I_ads48_0_1 = sqrt(sum_ads48_0_1 / sample_count);
I_ads48_2_3 = sqrt(sum_ads48_2_3 / sample_count);

That's the theory of how the program works, now I had to actually run this. Before I did I double checked to be absolutely certain I had not carved through the shielding of the extension cable.

I plugged the split core transformer into the J1 PJ-320A socket on the board.
I plugged the extension cord into a surge protector.
I plugged a ring light I had into the extension cord.
There was no fire or magic smoke!

I checked the serial monitor and saw some chatter:

J1: 0.001 A (RMS)
J2: 0.000 A (RMS)
J1: 0.001 A (RMS)
J2: 0.000 A (RMS)
J1: 0.001 A (RMS)

I was getting a small reading on J1 even when the light was off. Vampires are real, as evidenced by the standby power draw. Also, as expected J2 was not reading a current since there was no split core transformer plugged into that socket.

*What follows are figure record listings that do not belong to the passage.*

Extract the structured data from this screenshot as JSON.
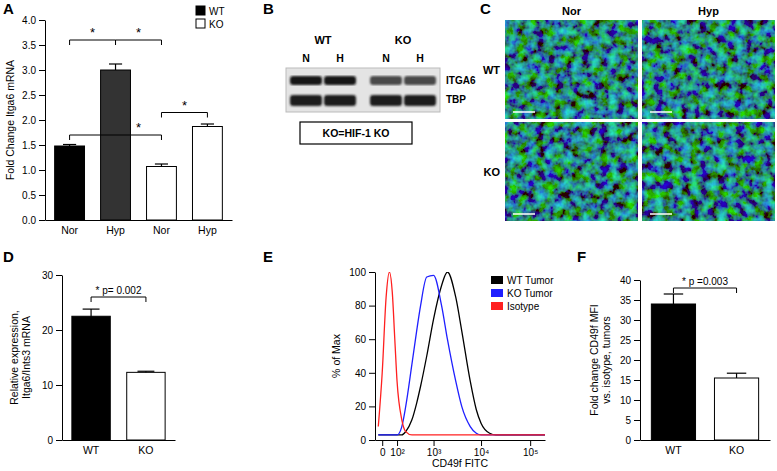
{
  "chart_data": [
    {
      "type": "bar",
      "title": "A",
      "ylabel": "Fold Change Itga6 mRNA",
      "categories": [
        "Nor",
        "Hyp",
        "Nor",
        "Hyp"
      ],
      "series": [
        {
          "name": "WT",
          "color": "#000000",
          "colors": [
            "#000000",
            "#333333",
            null,
            null
          ],
          "values": [
            1.48,
            3.0,
            null,
            null
          ],
          "errors": [
            0.03,
            0.12,
            null,
            null
          ]
        },
        {
          "name": "KO",
          "color": "#ffffff",
          "values": [
            null,
            null,
            1.07,
            1.87
          ],
          "errors": [
            null,
            null,
            0.05,
            0.05
          ]
        }
      ],
      "ylim": [
        0,
        4
      ],
      "yticks": [
        {
          "value": 0,
          "label": "0.0"
        },
        {
          "value": 0.5,
          "label": "0.5"
        },
        {
          "value": 1,
          "label": "1.0"
        },
        {
          "value": 1.5,
          "label": "1.5"
        },
        {
          "value": 2,
          "label": "2.0"
        },
        {
          "value": 2.5,
          "label": "2.5"
        },
        {
          "value": 3,
          "label": "3.0"
        },
        {
          "value": 3.5,
          "label": "3.5"
        },
        {
          "value": 4,
          "label": "4.0"
        }
      ],
      "legend": "upper right",
      "annotations": [
        {
          "text": "*",
          "x": [
            0,
            1
          ],
          "y": 3.6
        },
        {
          "text": "*",
          "x": [
            1,
            2
          ],
          "y": 3.6
        },
        {
          "text": "*",
          "x": [
            0,
            2
          ],
          "y": 1.7
        },
        {
          "text": "*",
          "x": [
            2,
            3
          ],
          "y": 2.15
        }
      ]
    },
    {
      "type": "bar",
      "title": "D",
      "ylabel": [
        "Relative expression,",
        "Itga6/Ints3 mRNA"
      ],
      "categories": [
        "WT",
        "KO"
      ],
      "values": [
        22.5,
        12.3
      ],
      "errors": [
        1.3,
        0.2
      ],
      "colors": [
        "#000000",
        "#ffffff"
      ],
      "ylim": [
        0,
        30
      ],
      "yticks": [
        0,
        10,
        20,
        30
      ],
      "annotations": [
        {
          "text": "* p= 0.002",
          "x": [
            0,
            1
          ],
          "y": 26
        }
      ]
    },
    {
      "type": "line",
      "title": "E",
      "xlabel": "CD49f FITC",
      "ylabel": "% of Max",
      "x": [
        -20,
        0,
        20,
        40,
        60,
        80,
        100,
        150,
        200,
        300,
        400,
        500,
        700,
        1000,
        1500,
        2000,
        3000,
        4000,
        6000,
        8000,
        10000,
        15000,
        20000,
        50000,
        100000,
        200000
      ],
      "series": [
        {
          "name": "WT Tumor",
          "color": "#000000",
          "values": [
            3,
            3,
            3,
            3,
            3,
            3,
            3,
            3,
            5,
            12,
            22,
            32,
            50,
            72,
            92,
            100,
            85,
            65,
            35,
            18,
            10,
            4,
            3,
            3,
            3,
            3
          ]
        },
        {
          "name": "KO Tumor",
          "color": "#1f1fff",
          "values": [
            3,
            3,
            3,
            3,
            3,
            3,
            3,
            8,
            20,
            45,
            65,
            80,
            97,
            98,
            80,
            60,
            35,
            20,
            8,
            4,
            3,
            3,
            3,
            3,
            3,
            3
          ]
        },
        {
          "name": "Isotype",
          "color": "#ff2020",
          "values": [
            8,
            40,
            85,
            100,
            88,
            60,
            35,
            12,
            5,
            3,
            3,
            3,
            3,
            3,
            3,
            3,
            3,
            3,
            3,
            3,
            3,
            3,
            3,
            3,
            3,
            3
          ]
        }
      ],
      "xlim": [
        -40,
        200000
      ],
      "xticks": [
        0,
        {
          "value": 100,
          "label": "10²"
        },
        {
          "value": 1000,
          "label": "10³"
        },
        {
          "value": 10000,
          "label": "10⁴"
        },
        {
          "value": 100000,
          "label": "10⁵"
        }
      ],
      "ylim": [
        0,
        100
      ],
      "yticks": [
        0,
        20,
        40,
        60,
        80,
        100
      ],
      "log": "x",
      "legend": "upper right"
    },
    {
      "type": "bar",
      "title": "F",
      "ylabel": [
        "Fold change CD49f MFI",
        "vs. isotype, tumors"
      ],
      "categories": [
        "WT",
        "KO"
      ],
      "values": [
        34,
        15.5
      ],
      "errors": [
        2.5,
        1.2
      ],
      "colors": [
        "#000000",
        "#ffffff"
      ],
      "ylim": [
        0,
        40
      ],
      "yticks": [
        0,
        5,
        10,
        15,
        20,
        25,
        30,
        35,
        40
      ],
      "annotations": [
        {
          "text": "* p =0.003",
          "x": [
            0,
            1
          ],
          "y": 38
        }
      ]
    }
  ],
  "blot": {
    "title": "B",
    "groups": [
      "WT",
      "KO"
    ],
    "lanes": [
      "N",
      "H",
      "N",
      "H"
    ],
    "bands": [
      "ITGA6",
      "TBP"
    ],
    "caption": "KO=HIF-1 KO"
  },
  "micrograph": {
    "title": "C",
    "columns": [
      "Nor",
      "Hyp"
    ],
    "rows": [
      "WT",
      "KO"
    ]
  }
}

When I powered the ring light on, I got a larger reading:

J1: 0.026 A (RMS)
J2: 0.000 A (RMS)
J1: 0.027 A (RMS)
J2: 0.000 A (RMS)
J1: 0.027 A (RMS)
J2: 0.000 A (RMS)
J1: 0.027 A (RMS)

The ring light defaults to max brightness when unplugged. If I reduce the light down to the minimum brightness the device reads:

J1: 0.003 A (RMS)
J2: 0.000 A (RMS)
J1: 0.002 A (RMS)
J2: 0.000 A (RMS)
J1: 0.003 A (RMS)
J2: 0.000 A (RMS)

The ring light can also change from cool to warm light, but that didn't effect the current reading.

The SONOFF Mini R4 Extreme and home power monitoring

The next part of the guide involved the SONOFF Mini R4 Extreme. This is an ESP32 powered device that you can connect to using the "eWeLink-Remote" app. The guide provided a number of videos about using Home Assistant, which I run, and ESPHome, which I am not running yet. ^[6]

Unfortunately, the guides involve wiring into wall switches, and other parts of your mains. I rent and my landlord literally will not even let us touch anything on the toilet that is constantly failing. Alas, I had to skip this part for now, but I will tuck the Mini R4 Extreme away for a future project.

The ESP-01S Wi-Fi Relay Module

This section of the guide was extremely brief. The box included a USB to TTL board that can be connected to the ESP8266 ESP-01S Wi-Fi Relay Module by cables. They also provide a relay for connecting to the mains. One project involves making a wired doorbell smart. Unfortunately, the doorbell at my apartment barely works. I will tuck this away as well.

Final thoughts:

The guide ends with a remembrance of Thompson, Kernighan, and Ritchie. This was a nice sentiment, but they didn't connect it to anything else from the box. Overall though I think this months box was pretty good. I won't deduct points because I am a renter and not an owner. I also appreciated how different the projects felt this time compared to the other two boxes I had tried.